By contrast, in the thigh or lower leg, “there’s just a fewer amount of muscles and usually fewer different directions of motion that any joint or bone in the lower leg has to take on,” he says.
What will Pulisic’s pelvic contusion recovery be like?
Pulisic reportedly shared a selfie from the hospital in Qatar via Snapchat, with a caption that said he’d be playing on Dec. 3, Fox News reported. “I’ll be ready Saturday don’t worry,” he wrote.
Vasudevan says that while it’ll be possible for Pulisic to play without injuring himself further, it will probably be painful.
“It won’t be dangerous for him to play, but it’s going to be quite a nuisance to do so and still perform at a high level,” he adds.
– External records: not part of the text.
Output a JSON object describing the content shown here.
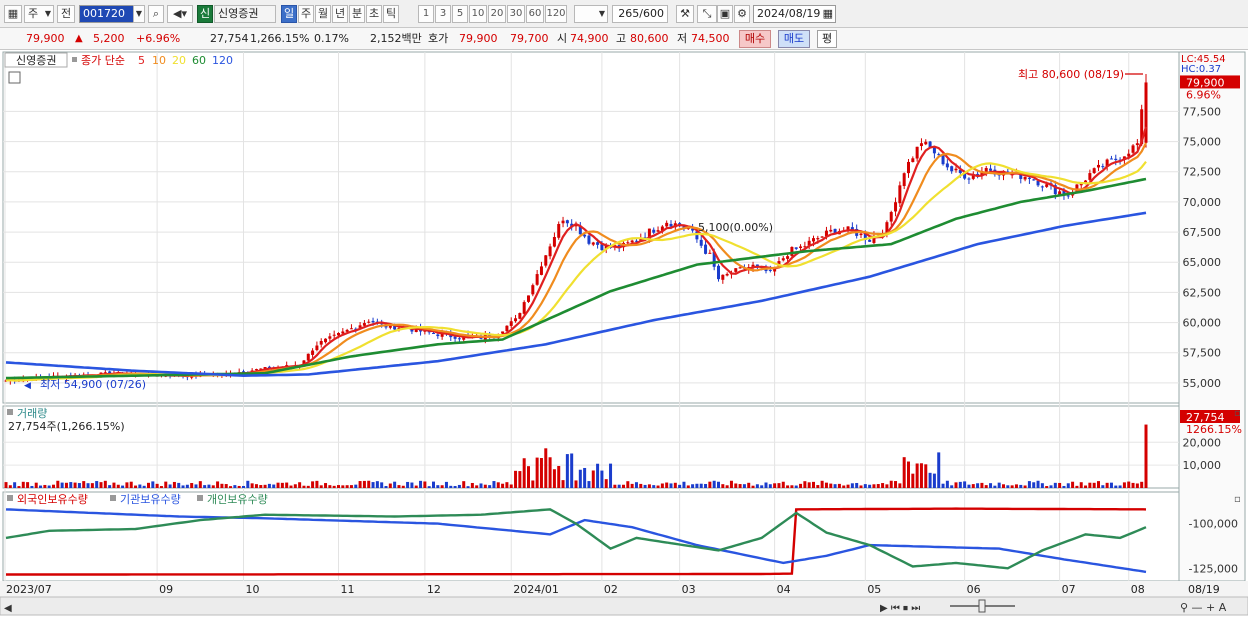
{
  "toolbar": {
    "market_type": "주",
    "prev_label": "전",
    "stock_code": "001720",
    "stock_badge": "신",
    "stock_name": "신영증권",
    "periods": [
      "일",
      "주",
      "월",
      "년",
      "분",
      "초",
      "틱"
    ],
    "active_period": "일",
    "intervals": [
      "1",
      "3",
      "5",
      "10",
      "20",
      "30",
      "60",
      "120"
    ],
    "count_current": "265",
    "count_total": "/600",
    "date": "2024/08/19"
  },
  "quote": {
    "price": "79,900",
    "change": "5,200",
    "change_pct": "+6.96%",
    "volume": "27,754",
    "volume_pct": "1,266.15%",
    "turnover": "0.17%",
    "amount": "2,152백만",
    "ask_label": "호가",
    "ask": "79,900",
    "bid": "79,700",
    "open_label": "시",
    "open": "74,900",
    "high_label": "고",
    "high": "80,600",
    "low_label": "저",
    "low": "74,500",
    "buy_label": "매수",
    "sell_label": "매도",
    "eval_label": "평"
  },
  "legend": {
    "stock_name": "신영증권",
    "ma_title": "종가 단순",
    "ma_periods": [
      "5",
      "10",
      "20",
      "60",
      "120"
    ],
    "ma_colors": [
      "#e02020",
      "#f08c1e",
      "#f0e030",
      "#1e8c32",
      "#2a55e0"
    ]
  },
  "price_panel": {
    "high_annotation": "최고 80,600 (08/19)",
    "low_annotation": "최저 54,900 (07/26)",
    "mid_annotation": "5,100(0.00%)",
    "right_lc": "LC:45.54",
    "right_hc": "HC:0.37",
    "last_price": "79,900",
    "last_pct": "6.96%",
    "y_ticks": [
      "77,500",
      "75,000",
      "72,500",
      "70,000",
      "67,500",
      "65,000",
      "62,500",
      "60,000",
      "57,500",
      "55,000"
    ]
  },
  "volume_panel": {
    "title": "거래량",
    "subtitle": "27,754주(1,266.15%)",
    "last_volume": "27,754",
    "last_pct": "1266.15%",
    "y_ticks": [
      "20,000",
      "10,000"
    ]
  },
  "holdings_panel": {
    "series": [
      "외국인보유수량",
      "기관보유수량",
      "개인보유수량"
    ],
    "series_colors": [
      "#d40000",
      "#2a55e0",
      "#2e8b57"
    ],
    "y_ticks": [
      "-100,000",
      "-125,000"
    ]
  },
  "x_axis": {
    "labels": [
      "2023/07",
      "09",
      "10",
      "11",
      "12",
      "2024/01",
      "02",
      "03",
      "04",
      "05",
      "06",
      "07",
      "08",
      "08/19"
    ]
  },
  "chart_data": {
    "type": "candlestick",
    "price_axis": {
      "min": 53500,
      "max": 80600
    },
    "anchors_price_close": [
      [
        0,
        55200
      ],
      [
        10,
        55500
      ],
      [
        25,
        55800
      ],
      [
        40,
        55600
      ],
      [
        50,
        55700
      ],
      [
        60,
        56200
      ],
      [
        68,
        56500
      ],
      [
        72,
        58200
      ],
      [
        76,
        58800
      ],
      [
        80,
        59500
      ],
      [
        84,
        60200
      ],
      [
        88,
        59700
      ],
      [
        92,
        59600
      ],
      [
        97,
        59200
      ],
      [
        103,
        58900
      ],
      [
        109,
        58700
      ],
      [
        113,
        59000
      ],
      [
        118,
        60200
      ],
      [
        122,
        63200
      ],
      [
        126,
        66500
      ],
      [
        129,
        68700
      ],
      [
        132,
        68000
      ],
      [
        135,
        66800
      ],
      [
        139,
        66200
      ],
      [
        143,
        66300
      ],
      [
        148,
        67300
      ],
      [
        153,
        68400
      ],
      [
        158,
        67800
      ],
      [
        163,
        65500
      ],
      [
        165,
        63600
      ],
      [
        169,
        64300
      ],
      [
        173,
        64700
      ],
      [
        177,
        64100
      ],
      [
        181,
        65800
      ],
      [
        184,
        66200
      ],
      [
        188,
        67000
      ],
      [
        192,
        67700
      ],
      [
        196,
        67600
      ],
      [
        200,
        66900
      ],
      [
        204,
        68000
      ],
      [
        208,
        72600
      ],
      [
        212,
        75000
      ],
      [
        215,
        74100
      ],
      [
        219,
        72600
      ],
      [
        223,
        72100
      ],
      [
        227,
        72800
      ],
      [
        232,
        72300
      ],
      [
        237,
        72100
      ],
      [
        242,
        71100
      ],
      [
        246,
        70600
      ],
      [
        251,
        72300
      ],
      [
        255,
        73200
      ],
      [
        258,
        73700
      ],
      [
        262,
        74800
      ],
      [
        264,
        79900
      ]
    ],
    "ma60": [
      [
        0,
        55400
      ],
      [
        60,
        55800
      ],
      [
        80,
        57200
      ],
      [
        100,
        58200
      ],
      [
        115,
        58600
      ],
      [
        130,
        61000
      ],
      [
        140,
        62600
      ],
      [
        160,
        64800
      ],
      [
        185,
        65900
      ],
      [
        205,
        66500
      ],
      [
        220,
        68600
      ],
      [
        235,
        70000
      ],
      [
        250,
        70900
      ],
      [
        264,
        71900
      ]
    ],
    "ma120": [
      [
        0,
        56700
      ],
      [
        30,
        56000
      ],
      [
        55,
        55600
      ],
      [
        70,
        55700
      ],
      [
        100,
        56800
      ],
      [
        125,
        58200
      ],
      [
        150,
        60200
      ],
      [
        175,
        61800
      ],
      [
        200,
        63800
      ],
      [
        225,
        66500
      ],
      [
        245,
        68000
      ],
      [
        264,
        69100
      ]
    ],
    "holdings": {
      "unit": "shares (relative)",
      "foreign": [
        [
          0,
          -128500
        ],
        [
          120,
          -128300
        ],
        [
          174,
          -128200
        ],
        [
          182,
          -128000
        ],
        [
          183,
          -92000
        ],
        [
          220,
          -91600
        ],
        [
          264,
          -92000
        ]
      ],
      "institution": [
        [
          0,
          -92000
        ],
        [
          40,
          -96000
        ],
        [
          60,
          -97000
        ],
        [
          100,
          -100000
        ],
        [
          126,
          -106000
        ],
        [
          134,
          -98000
        ],
        [
          145,
          -102000
        ],
        [
          160,
          -112000
        ],
        [
          180,
          -122000
        ],
        [
          190,
          -118000
        ],
        [
          200,
          -112000
        ],
        [
          230,
          -114000
        ],
        [
          245,
          -120000
        ],
        [
          264,
          -127000
        ]
      ],
      "individual": [
        [
          0,
          -108000
        ],
        [
          10,
          -104000
        ],
        [
          30,
          -103000
        ],
        [
          45,
          -98000
        ],
        [
          60,
          -95000
        ],
        [
          90,
          -96000
        ],
        [
          110,
          -95000
        ],
        [
          126,
          -92000
        ],
        [
          132,
          -100000
        ],
        [
          140,
          -114000
        ],
        [
          146,
          -108000
        ],
        [
          165,
          -115000
        ],
        [
          175,
          -108000
        ],
        [
          183,
          -94000
        ],
        [
          190,
          -105000
        ],
        [
          200,
          -112000
        ],
        [
          210,
          -124000
        ],
        [
          220,
          -122000
        ],
        [
          232,
          -125000
        ],
        [
          240,
          -115000
        ],
        [
          250,
          -106000
        ],
        [
          258,
          -108000
        ],
        [
          264,
          -102000
        ]
      ]
    }
  }
}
The recovery for a pelvic contusion usually takes between one and three weeks, according to Vasudevan. “If you see (Pulisic) looking about back to normal (on Saturday), that’s a great sign he’s more on that one week side. If you see him being a little hesitant, maybe even have to leave the game a bit early, it tells you it’s probably going to be closer to that three weeks.”
“I think the kind of thing that is going to bother him is not so much the running but the sudden turns, the sudden twists, the awkward motions, like turning on a dime,” he adds.
To get in the best shape possible come Saturday, Pulisic is likely doing “progressive stretching, strengthening and soccer specific drills (to predict) what his performance will be like, but also a lot of medications and modalities, which is a larger umbrella term for things like … massage and electrical stimulation — things trainers and physical therapists might do to help reduce the pain to allow him to push his body to its limits,” Vasudevan explains.
Vasudevan says that the big question is whether Pulisic will be able to withstand all 90 minutes of Saturday’s game. He thinks he’ll be more recovered by then, but “it’s just whether (he’s) better enough that it’s going to affect his performance.”